Robust Impacts of Climate Change in Europe and Why Study Scale is Important for Adaptation

Friday, 18 December 2015
Poster Hall (Moscone South)
Chantal Donnelly, Jafet Andersson, Jonas Olsson, Thomas Bosshard, Wei Yang, Peter Berg and Berit Arheimer, Swedish Meteorological and Hydrological Institute, Norrköping, Sweden
Impacts of climate change on water resources in Europe have been studied using multiple climate, hydrological and downscaling models and at multiple scales. Although results seem to differ largely between these studies, robust qualitative results have emerged at the European scale.
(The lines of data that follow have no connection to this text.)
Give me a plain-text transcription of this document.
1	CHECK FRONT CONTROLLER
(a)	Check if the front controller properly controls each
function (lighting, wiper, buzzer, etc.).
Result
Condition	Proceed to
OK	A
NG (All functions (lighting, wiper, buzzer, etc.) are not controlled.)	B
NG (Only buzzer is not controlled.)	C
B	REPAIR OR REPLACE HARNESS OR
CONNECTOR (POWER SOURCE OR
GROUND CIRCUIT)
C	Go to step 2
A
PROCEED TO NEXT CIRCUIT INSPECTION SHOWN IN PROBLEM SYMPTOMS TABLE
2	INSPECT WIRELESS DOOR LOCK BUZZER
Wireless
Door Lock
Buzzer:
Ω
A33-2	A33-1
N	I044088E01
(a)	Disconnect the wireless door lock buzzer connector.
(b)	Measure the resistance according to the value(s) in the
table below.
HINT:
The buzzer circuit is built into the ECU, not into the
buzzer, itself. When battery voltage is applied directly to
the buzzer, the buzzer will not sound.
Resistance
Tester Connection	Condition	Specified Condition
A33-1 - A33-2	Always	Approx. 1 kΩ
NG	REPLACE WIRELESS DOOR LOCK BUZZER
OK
Generally, a drying trend coupled with more intense extremes (floods & droughts) is observed in southern Europe, whereas a wetting trend coupled with less intense extremes is observed in Northern Europe. The location of the change between wetting and drying leads to uncertainty of climate change impacts in central Europe. Also, temperature-related hydrological processes lead to more robust predictions than precipitation-related processes as climate models are more consistent for temperature. For European hydrology, this leads to more robust predictions in regions with snow-dominated hydrology and where evapotranspiration dominates the water cycle. Robust predictions of changes to the seasonality of discharge are seen in snow-dominated regions (Fennoscandinavia, Alps) while robust predictions of decreases in runoff are seen for the Iberian peninsula. While uncertainty in the projections mostly comes from climate uncertainty, predictions of impacts on soil moisture and low flows can be largely dependent on the choice of hydrological model where methods to estimate evapotranspiration and runoff differ widely. While the regional-scale results show some robustness, there can be large local-scale differences even where the same catchment is considered at different scales. Furthermore, understanding of uncertainties due to correction and downscaling procedures are only beginning to emerge. Our evaluations of bias-correction indicate that uncertainties vary considerably depending on the variable. The scale of uncertainty due to bias-correction can be similar to the projected climate changes and to the uncertainty from the climate models. In this presentation we put forward a new bottom-up method for climate change impact studies where the regional-scale results and their known uncertainties are considered together with local-scale studies designed specifically for the changes to which a system must be adapted. We illustrate the value of the new method in a number of real case studies for various societal sectors.